Por haber colaborado con la dictadura de Victoriano Huerta, la Revolución lo relegó pese a su papel precursor. Confinado al periodismo, siguó escribiendo en diversos periódicos hasta 1920 y falleció en la Ciudad de México en 1954.

José Ferrel publicó el cuento que les traigo hoy en El Demócrata el 16 de abril de 1893. El autor sitúa la acción en Arroyozarco, si bien no hace casi ninguna referencia a las características del lugar, savo brevemente al río, ni a las razones por las que decidió que la hacienda fuera el escenario de su cuento. Quizá fue sólo una ocurrencia, aunque el título del cuento "Moralitos", alude a un apellido que era frecuente en el municipio de Aculco por esos años. Como sea, no deja de ser una curiosidad digna de sumarse a las verdaderas historias o leyendas tradicionales del viejo Arroyozarco.

 

MORALITOS

I

Si por la hermosura la querían coger, no había quien se le pusiera por delante a Victoria, la muchacha más hermosa de Arroyozarco y uno de los mejores partidos para los jóvenes casaderos. Ya ella lo había comprendido y a más de cuatro que la adoraban, nunca se supo si por su dinero o por su belleza, había dejado con un palmo de narices, porque Victoria era el vivo diablo. Y si alguno de los habitantes de Arroyozarco tuvo en duda la existencia de su majestad caída, al ver a Victoria por fuerza tuvo necesidad de creer en el ángel expulsado del cielo como súbdito pernicioso.

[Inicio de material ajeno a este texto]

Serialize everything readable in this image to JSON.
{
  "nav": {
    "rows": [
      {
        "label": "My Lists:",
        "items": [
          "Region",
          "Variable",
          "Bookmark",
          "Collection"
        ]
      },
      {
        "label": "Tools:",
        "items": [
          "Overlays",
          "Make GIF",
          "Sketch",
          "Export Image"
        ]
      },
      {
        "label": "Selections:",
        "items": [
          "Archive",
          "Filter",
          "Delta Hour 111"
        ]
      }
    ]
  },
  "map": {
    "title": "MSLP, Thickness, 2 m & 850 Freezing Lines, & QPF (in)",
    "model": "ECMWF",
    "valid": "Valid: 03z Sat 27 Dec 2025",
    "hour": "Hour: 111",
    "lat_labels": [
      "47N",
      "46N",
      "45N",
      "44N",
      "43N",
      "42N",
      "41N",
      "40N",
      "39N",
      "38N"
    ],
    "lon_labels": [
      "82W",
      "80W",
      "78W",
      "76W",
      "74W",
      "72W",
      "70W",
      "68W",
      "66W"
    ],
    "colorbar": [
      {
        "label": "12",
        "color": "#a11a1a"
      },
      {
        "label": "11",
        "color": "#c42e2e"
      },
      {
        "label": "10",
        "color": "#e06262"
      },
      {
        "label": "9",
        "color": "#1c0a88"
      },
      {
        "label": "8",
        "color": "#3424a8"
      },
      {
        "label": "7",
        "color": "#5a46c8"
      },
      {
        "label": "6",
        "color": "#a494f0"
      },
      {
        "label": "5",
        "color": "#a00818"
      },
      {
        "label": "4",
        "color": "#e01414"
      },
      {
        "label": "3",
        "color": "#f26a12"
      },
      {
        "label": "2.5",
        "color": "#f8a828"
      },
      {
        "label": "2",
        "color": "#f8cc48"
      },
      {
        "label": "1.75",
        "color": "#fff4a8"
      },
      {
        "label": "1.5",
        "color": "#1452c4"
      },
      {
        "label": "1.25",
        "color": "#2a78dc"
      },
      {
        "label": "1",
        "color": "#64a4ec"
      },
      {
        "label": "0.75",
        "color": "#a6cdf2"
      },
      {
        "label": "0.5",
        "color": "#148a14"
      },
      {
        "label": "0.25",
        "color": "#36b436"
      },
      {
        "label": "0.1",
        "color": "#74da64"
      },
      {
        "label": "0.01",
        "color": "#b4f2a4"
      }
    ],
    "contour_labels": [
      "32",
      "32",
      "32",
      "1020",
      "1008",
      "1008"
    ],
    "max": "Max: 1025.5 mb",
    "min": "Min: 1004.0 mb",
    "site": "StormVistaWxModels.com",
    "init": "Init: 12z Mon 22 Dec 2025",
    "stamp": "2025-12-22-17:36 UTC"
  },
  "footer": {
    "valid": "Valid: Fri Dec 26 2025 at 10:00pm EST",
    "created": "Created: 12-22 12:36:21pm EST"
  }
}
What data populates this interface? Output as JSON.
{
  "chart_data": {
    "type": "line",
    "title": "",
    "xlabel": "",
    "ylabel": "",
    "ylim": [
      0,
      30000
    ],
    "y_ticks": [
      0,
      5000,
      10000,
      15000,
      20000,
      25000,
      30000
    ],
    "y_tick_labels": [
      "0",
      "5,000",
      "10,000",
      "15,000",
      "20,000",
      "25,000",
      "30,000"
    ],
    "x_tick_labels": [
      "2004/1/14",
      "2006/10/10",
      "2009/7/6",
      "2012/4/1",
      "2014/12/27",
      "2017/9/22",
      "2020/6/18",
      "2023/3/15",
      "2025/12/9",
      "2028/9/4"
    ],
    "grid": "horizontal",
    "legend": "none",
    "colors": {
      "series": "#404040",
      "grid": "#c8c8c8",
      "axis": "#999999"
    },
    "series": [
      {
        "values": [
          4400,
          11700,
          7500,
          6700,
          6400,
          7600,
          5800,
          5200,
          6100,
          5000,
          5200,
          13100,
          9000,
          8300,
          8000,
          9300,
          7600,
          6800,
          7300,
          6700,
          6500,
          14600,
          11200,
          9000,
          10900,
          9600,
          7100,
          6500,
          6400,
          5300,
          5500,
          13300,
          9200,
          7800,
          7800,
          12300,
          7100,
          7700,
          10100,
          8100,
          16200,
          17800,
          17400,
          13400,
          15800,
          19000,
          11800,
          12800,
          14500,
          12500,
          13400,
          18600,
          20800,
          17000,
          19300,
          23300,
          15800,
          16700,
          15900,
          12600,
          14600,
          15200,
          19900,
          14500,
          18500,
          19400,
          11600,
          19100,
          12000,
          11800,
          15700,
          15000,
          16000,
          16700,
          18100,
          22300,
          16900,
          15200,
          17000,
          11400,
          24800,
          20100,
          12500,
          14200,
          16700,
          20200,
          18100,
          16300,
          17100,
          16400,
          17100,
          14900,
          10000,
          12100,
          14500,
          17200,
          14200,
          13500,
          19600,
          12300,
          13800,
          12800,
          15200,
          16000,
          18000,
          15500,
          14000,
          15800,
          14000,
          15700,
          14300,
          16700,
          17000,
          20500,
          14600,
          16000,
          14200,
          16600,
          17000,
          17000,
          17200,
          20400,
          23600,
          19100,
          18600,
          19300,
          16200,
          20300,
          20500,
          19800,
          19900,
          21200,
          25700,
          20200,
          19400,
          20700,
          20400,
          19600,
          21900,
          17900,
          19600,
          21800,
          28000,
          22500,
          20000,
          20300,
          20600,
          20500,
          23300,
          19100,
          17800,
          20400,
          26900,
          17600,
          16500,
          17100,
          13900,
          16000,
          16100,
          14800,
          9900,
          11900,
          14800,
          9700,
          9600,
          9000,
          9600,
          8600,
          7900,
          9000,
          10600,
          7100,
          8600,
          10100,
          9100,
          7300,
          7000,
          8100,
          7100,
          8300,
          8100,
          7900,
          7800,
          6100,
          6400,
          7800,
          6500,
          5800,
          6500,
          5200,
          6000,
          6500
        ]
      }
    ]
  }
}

Ni la lengua de los empleados destituidos que suele ser de todas las lenguas la más venenosa y ruin, osó nunca decir una palabra que pudiese lastimar la honra de Victoria. Cosa extraña, por cierto, pues que no han faltado ni fañtan en Arroyozarco ni en ninguna otra parte del globo infelices que quieran manchar con su aliento la reputación que envidian.

Pero a Victoria la estimaban, porque todos decían que era muy buena y que en medio de sus locuras y calaveradas revelaba un corazón de oro, siempre dispuesto al bien y jamás sordo a las voces de los desgraciados, y por eso, y no por otra cosa, era por lo que hasta las muchachas envidiosas se hacían de la vista gorda, cada vez que sabían alguna travesurilla de Victoria, como por ejemplo que se iba a pasear sola con Moralitos por el cascajal que bordaba las márgenes del arroyo, no precisamente a la hora en que el sol no permite secretos, sino cuando ni aún la luna asomaba por el cortinaje negro de la noche su ojo blanco como un plato de porcelana.

II

Pero también hay que convenir que Moralitos era poco menos que un santo, por lo menos para la familia de Victoria.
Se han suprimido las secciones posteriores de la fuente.